Todo movimiento social de largo plazo requiere organización, generación de una cierta identidad compartida, elaboración de proyectos, etc. Toda la historia del movimiento obrero lo indica: la cultura profesional constituyó un elemento aglutinador del sindicalismo de oficio, el lugar de trabajo compartido del sindicalismo industrial, un espacio de vida cotidiana en la que se generaba comunicación, afectos, respuestas. Gran parte de los cambios en la organización del trabajo de los últimos cuarenta años se han orientado a destruir el potencial de comunidad que estaba en la base de la acción sindical. Por eso hoy el espacio urbano constituye una de las pocas áreas desde la que es posible tratar de reconstruir una cultura de lo colectivo, de lo social. Y en muchos casos siguen existiendo instituciones, espacios físicos, redes que favorecen esta construcción. Que están ahí y que cualquier proyecto alternativo debería desarrollar.

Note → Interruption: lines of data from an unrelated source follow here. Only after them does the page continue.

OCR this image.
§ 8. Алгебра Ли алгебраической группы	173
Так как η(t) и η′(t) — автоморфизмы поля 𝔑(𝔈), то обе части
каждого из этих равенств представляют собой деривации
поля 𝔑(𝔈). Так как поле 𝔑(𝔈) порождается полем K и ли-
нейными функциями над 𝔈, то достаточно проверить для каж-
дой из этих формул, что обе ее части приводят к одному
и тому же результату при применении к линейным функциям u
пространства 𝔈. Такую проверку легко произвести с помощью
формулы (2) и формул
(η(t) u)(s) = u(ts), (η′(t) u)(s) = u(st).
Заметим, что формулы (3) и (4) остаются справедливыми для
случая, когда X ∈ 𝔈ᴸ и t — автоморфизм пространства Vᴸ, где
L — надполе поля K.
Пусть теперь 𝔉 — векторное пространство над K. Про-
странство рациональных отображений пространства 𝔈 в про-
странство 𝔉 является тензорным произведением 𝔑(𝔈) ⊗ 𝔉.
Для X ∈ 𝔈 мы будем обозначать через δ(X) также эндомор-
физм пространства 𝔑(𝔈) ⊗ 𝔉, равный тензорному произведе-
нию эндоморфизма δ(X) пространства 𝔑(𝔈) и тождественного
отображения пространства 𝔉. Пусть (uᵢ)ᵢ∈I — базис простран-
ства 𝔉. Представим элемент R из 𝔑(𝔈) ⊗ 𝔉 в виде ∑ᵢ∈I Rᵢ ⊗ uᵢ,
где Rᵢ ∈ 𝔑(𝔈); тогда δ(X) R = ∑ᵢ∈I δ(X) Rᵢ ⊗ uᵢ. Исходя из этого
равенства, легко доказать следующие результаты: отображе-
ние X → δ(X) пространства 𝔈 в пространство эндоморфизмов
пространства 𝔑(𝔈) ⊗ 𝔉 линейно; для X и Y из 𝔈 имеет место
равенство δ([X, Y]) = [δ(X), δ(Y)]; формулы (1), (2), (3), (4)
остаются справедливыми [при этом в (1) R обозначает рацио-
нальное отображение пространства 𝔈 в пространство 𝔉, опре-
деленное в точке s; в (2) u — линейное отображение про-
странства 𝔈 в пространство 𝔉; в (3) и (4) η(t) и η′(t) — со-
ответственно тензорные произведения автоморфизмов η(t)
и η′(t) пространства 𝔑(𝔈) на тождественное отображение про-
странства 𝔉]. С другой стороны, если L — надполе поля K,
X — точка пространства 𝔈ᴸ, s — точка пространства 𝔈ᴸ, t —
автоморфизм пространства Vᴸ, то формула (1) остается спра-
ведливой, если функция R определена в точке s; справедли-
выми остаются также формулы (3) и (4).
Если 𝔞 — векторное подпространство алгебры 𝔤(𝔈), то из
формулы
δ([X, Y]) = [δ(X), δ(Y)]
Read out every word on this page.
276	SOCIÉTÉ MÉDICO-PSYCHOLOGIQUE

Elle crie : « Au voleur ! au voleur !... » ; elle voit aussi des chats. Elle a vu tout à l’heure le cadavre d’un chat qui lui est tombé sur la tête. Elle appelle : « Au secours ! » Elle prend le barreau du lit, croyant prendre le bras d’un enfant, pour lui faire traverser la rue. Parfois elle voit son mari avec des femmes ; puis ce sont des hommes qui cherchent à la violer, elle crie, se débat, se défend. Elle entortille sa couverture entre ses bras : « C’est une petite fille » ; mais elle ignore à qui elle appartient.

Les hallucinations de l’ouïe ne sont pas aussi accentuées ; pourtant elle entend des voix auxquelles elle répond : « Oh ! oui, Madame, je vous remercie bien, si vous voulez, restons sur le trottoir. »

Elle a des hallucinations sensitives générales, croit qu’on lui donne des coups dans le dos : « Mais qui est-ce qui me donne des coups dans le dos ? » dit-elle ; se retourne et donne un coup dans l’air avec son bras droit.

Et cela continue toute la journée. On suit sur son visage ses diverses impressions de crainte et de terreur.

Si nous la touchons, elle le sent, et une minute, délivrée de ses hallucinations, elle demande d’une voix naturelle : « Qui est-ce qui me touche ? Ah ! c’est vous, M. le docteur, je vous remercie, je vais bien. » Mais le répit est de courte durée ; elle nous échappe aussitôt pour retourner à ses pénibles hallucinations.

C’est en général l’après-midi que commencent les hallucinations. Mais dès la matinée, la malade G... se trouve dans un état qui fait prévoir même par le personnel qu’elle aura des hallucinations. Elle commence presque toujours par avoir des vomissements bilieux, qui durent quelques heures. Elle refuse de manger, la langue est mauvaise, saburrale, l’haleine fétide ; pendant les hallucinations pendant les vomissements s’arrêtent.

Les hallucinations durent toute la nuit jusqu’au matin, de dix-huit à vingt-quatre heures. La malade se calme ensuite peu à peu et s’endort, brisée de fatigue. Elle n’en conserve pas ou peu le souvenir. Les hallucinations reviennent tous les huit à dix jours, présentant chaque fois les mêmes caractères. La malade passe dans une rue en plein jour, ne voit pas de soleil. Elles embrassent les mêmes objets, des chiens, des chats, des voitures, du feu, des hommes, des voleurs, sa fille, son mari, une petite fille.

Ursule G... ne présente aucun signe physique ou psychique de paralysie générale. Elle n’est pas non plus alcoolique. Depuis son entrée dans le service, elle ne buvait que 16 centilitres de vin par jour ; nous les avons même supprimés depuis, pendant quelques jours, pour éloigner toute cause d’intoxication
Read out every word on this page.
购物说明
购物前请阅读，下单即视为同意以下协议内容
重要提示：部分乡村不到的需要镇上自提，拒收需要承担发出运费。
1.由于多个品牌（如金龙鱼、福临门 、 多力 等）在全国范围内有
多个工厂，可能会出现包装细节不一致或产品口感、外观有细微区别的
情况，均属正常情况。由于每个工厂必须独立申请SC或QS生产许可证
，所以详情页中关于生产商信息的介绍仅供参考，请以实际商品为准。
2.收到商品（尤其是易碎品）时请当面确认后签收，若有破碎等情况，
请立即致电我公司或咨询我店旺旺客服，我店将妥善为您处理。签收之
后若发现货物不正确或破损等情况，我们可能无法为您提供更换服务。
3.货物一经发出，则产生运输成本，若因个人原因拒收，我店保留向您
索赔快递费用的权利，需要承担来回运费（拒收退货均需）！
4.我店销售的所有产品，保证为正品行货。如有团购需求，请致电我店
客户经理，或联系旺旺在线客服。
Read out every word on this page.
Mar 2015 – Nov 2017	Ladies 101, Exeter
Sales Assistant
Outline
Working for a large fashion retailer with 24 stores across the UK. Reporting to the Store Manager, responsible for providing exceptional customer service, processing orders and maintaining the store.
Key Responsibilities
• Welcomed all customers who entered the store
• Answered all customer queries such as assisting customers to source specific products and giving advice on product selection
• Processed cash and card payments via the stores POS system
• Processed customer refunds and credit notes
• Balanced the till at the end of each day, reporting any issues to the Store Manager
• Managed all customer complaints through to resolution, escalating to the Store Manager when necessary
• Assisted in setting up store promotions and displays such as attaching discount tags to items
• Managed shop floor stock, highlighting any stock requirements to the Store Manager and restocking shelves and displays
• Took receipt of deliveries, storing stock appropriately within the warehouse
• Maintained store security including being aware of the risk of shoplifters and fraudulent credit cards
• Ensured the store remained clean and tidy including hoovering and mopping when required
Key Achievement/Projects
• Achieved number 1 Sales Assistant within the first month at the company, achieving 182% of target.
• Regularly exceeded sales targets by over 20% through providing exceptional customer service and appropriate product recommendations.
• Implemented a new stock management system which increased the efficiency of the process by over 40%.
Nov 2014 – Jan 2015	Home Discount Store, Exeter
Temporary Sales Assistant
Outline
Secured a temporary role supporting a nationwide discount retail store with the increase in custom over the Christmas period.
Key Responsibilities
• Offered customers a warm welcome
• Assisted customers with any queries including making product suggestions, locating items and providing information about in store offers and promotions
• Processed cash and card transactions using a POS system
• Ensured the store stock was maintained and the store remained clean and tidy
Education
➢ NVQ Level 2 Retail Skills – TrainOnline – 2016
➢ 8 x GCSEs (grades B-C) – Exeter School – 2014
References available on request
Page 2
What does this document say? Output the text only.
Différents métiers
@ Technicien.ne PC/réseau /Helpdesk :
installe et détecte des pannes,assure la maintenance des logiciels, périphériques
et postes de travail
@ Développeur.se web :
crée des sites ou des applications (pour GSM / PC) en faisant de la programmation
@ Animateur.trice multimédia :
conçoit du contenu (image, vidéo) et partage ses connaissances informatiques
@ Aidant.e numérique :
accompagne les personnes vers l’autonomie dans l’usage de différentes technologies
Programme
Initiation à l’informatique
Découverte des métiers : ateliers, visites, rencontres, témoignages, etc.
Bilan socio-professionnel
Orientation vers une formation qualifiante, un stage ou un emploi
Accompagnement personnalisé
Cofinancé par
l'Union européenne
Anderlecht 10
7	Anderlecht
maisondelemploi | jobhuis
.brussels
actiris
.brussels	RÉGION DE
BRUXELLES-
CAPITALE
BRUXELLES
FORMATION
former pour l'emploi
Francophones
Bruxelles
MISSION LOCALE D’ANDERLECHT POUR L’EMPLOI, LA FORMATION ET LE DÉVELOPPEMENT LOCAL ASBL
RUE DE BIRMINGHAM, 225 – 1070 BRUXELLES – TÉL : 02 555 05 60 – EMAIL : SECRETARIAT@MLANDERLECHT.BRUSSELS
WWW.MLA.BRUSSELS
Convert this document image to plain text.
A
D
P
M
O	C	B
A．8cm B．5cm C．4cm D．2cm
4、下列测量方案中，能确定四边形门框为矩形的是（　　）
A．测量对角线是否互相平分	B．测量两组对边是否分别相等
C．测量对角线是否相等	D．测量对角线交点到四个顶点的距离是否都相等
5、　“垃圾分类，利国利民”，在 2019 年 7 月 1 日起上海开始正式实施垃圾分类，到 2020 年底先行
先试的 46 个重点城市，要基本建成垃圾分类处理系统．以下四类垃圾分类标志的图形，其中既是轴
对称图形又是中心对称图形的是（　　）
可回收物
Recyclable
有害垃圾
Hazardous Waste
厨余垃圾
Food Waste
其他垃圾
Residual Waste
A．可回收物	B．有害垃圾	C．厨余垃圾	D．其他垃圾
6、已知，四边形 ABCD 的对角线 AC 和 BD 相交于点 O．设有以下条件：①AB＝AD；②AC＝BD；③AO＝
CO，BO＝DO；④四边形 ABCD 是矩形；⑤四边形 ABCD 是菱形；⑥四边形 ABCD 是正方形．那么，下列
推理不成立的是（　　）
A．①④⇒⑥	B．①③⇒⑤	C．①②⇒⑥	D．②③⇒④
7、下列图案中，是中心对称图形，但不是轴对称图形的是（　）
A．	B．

Partiendo de una premisa clara. Que se trata de un espacio que requiere una acción continuada, paciente, contradictoria a veces, que no puede eludir el trabajo institucional, abierta a la disidencia... pero que a la postre posibilita luchas como las que han ido produciéndose en los últimos tiempos y sobre las que Gamonal ilumina. Que una sabia utilización de los canales institucionales no es incompatible con el fomento de acciones autónomas. Que trabajar con los medios de comunicación abre siempre alguna puerta que a veces ayuda a la propia lucha (el mismo caso de Gamonal es ilustrativo: una parte de la prensa ha informado relativamente bien de las buenas razones del barrio, desde la denuncia de las carencias y los recortes experimentados en tiempos recientes hasta la clarificación de los intereses económicos que andan por en medio). Aunque ya se sabe que trabajar con los medios es siempre una labor incierta que da frutos una vez de cada tres. La lección a aprender no es que un estallido puede acabar en victoria, sino que un trabajo continuado en un determinado ámbito puede generar un movimiento que trascienda la mera reivindicación, que ayude a generar una nueva dinámica social. Son tiempos para profundizar en el trabajo comunitario, para enfrentarse a las políticas neoliberales allí donde haya posibilidades de organizar a la gente, de generar fuerza social, de convivir.